On the 12th July, 2005, this Court held, for the reasons set out in the judgments of Geoghegan J. and Fennelly J., that, in the words of the latter judge, "… The Oireachtas as a matter of deliberate policy, deprived accused persons of the defence of mistakes as to age made on reasonable grounds…" by the enactment of s.1(1) of the Act of 1935 in respect of an offence contrary to that subsection. The Court deferred the hearing of the applicant's constitutional claim and ordered further submissions in that regard. The point has now been fully argued.

Submissions of counsel.
8

On behalf of the applicant, Ms. Deirdre Murphy S.C. submitted that it was inconsistent with the applicant's right to a trial in due course of law as enshrined in Article 38 of the Constitution (and as guaranteed by Article 6 of the European Convention on Human Rights) to deprive him of the defence of mistake, or mistake on reasonable grounds. That regime, she said, brought about a situation where no "guilty mind" or mental guilt was required and no defence at all could be proffered once, as here, the fact of intercourse was admitted. Putting this another way she said that the Oireachtas cannot constitutionally enact a law which is capable of punishing the morally innocent with a long period of imprisonment. Such a regime, she said, constituted a failure to vindicate in law the applicant's personal rights enshrined in Article 40.3. 1 and 2 and Article 40.4 of the Constitution.

9

It is fair to say that the thrust of Ms. Murphy's argument was based on the important general propositions just mentioned. She also complained of discrimination on grounds of sex arising from the fact that where two persons engaged in consensual sexual intercourse only the male appears to be guilty of a criminal offence.

10

Ms. Murphy pointed out that as the law stands, a defendant, possibly a young man like the present applicant, will find himself without a defence even if he were positively convinced by the girl herself that she was over the statutory age, and had objectively reasonable grounds for believing it.

11

Ms. Murphy relied on a considerable volume of material, Irish, English, American and Canadian in support of the proposition that, in the words of Wright J. in the well known case ofSherras v. De Rutzen [1895] 1 QB 918 at 921:

"There is a presumption thatmens rea, an evil intention, or a knowledge of the wrongfulness of the act, is an essential ingredient in every offence".

12

Ms. Murphy's primary reliance, in terms of authority, was on the judgment of this Court inIn the Matter of Article 26 of the Constitution and In the Matter of the Employment Equality Bill, 1996 [1997] 2 IR 321. The measure in question there criminalised "discrimination" as defined in the Act and also criminalised "victimisation" as defined. It went on to provide in s.15:

"Anything done by a person in the course of his or her employment shall be treated for the purposes of this Act as done also by that person's employerwhether or not it was done with the employer's knowledge or approval." (Emphasis added).

13

The judgment of this Court was pronounced by Hamilton C.J. who said, at page 373:

"… What is sought to be done by this provision is that an employer, devoid of any guilty intent, is liable to be found guilty on indictment of an offence carrying a fine of £15,000 or a prison sentence of two years, or both such fine and imprisonment, and to be tainted with guilt for offences which are far from being regulatory in character but are likely to attract a substantial measure of opprobrium. The social policy of making the Act more effective does not, in the opinion of this Court, justify the introduction of so radical a change to our criminal law. The change appears to the Court to be quite disproportionate to the mischief with which the Sections seeks to deal.

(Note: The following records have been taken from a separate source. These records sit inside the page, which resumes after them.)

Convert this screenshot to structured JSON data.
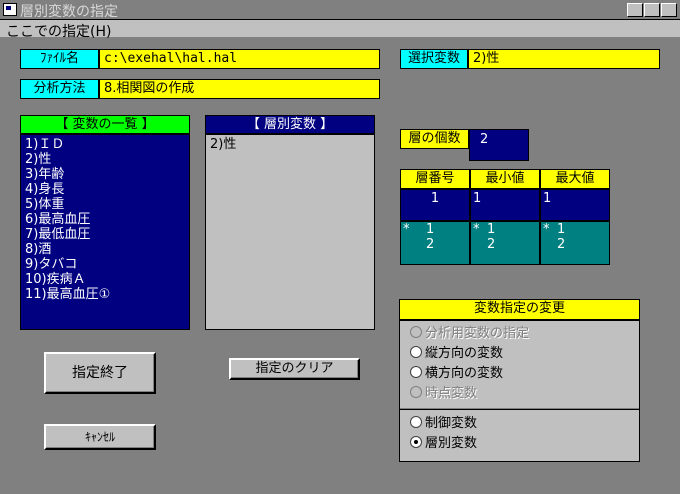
{
  "window": {
    "title": "層別変数の指定"
  },
  "menu": {
    "item": "ここでの指定(H)"
  },
  "file": {
    "label": "ﾌｧｲﾙ名",
    "value": "c:\\exehal\\hal.hal"
  },
  "analysis": {
    "label": "分析方法",
    "value": "8.相関図の作成"
  },
  "selected_var": {
    "label": "選択変数",
    "value": "2)性"
  },
  "var_list": {
    "header": "【 変数の一覧 】",
    "items": [
      "1)ＩＤ",
      "2)性",
      "3)年齢",
      "4)身長",
      "5)体重",
      "6)最高血圧",
      "7)最低血圧",
      "8)酒",
      "9)タバコ",
      "10)疾病Ａ",
      "11)最高血圧①"
    ]
  },
  "strat_list": {
    "header": "【 層別変数 】",
    "items": [
      "2)性"
    ]
  },
  "layer_count": {
    "label": "層の個数",
    "value": "2"
  },
  "layer_table": {
    "headers": [
      "層番号",
      "最小値",
      "最大値"
    ],
    "row1": [
      "1",
      "1",
      "1"
    ],
    "row2": [
      {
        "mark": "*",
        "values": [
          "1",
          "2"
        ]
      },
      {
        "mark": "*",
        "values": [
          "1",
          "2"
        ]
      },
      {
        "mark": "*",
        "values": [
          "1",
          "2"
        ]
      }
    ]
  },
  "change_group": {
    "title": "変数指定の変更",
    "options": [
      {
        "label": "分析用変数の指定",
        "enabled": false,
        "selected": false
      },
      {
        "label": "縦方向の変数",
        "enabled": true,
        "selected": false
      },
      {
        "label": "横方向の変数",
        "enabled": true,
        "selected": false
      },
      {
        "label": "時点変数",
        "enabled": false,
        "selected": false
      }
    ],
    "options2": [
      {
        "label": "制御変数",
        "enabled": true,
        "selected": false
      },
      {
        "label": "層別変数",
        "enabled": true,
        "selected": true
      }
    ]
  },
  "buttons": {
    "finish": "指定終了",
    "clear": "指定のクリア",
    "cancel": "ｷｬﾝｾﾙ"
  },
  "window_buttons": {
    "minimize": "_",
    "maximize": "□",
    "close": "×"
  },
  "colors": {
    "navy": "#000080",
    "teal": "#008080",
    "yellow": "#ffff00",
    "cyan": "#00ffff",
    "green": "#00ff00",
    "bg": "#808080"
  }
}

In the course of his speech inSweet v. Parsley [1970] AC 132 at 150 Reid L.J. … referred to “the public scandal of convicting on a serious charge persons who are in no way blameworthy”. Of course, the English Courts would have to recognise that if Parliament decreed that a person should be found guilty in those circumstances, then the legislation might be upheld because Parliament in the British system is said to be supreme.

Our situation, however, is totally different. We are...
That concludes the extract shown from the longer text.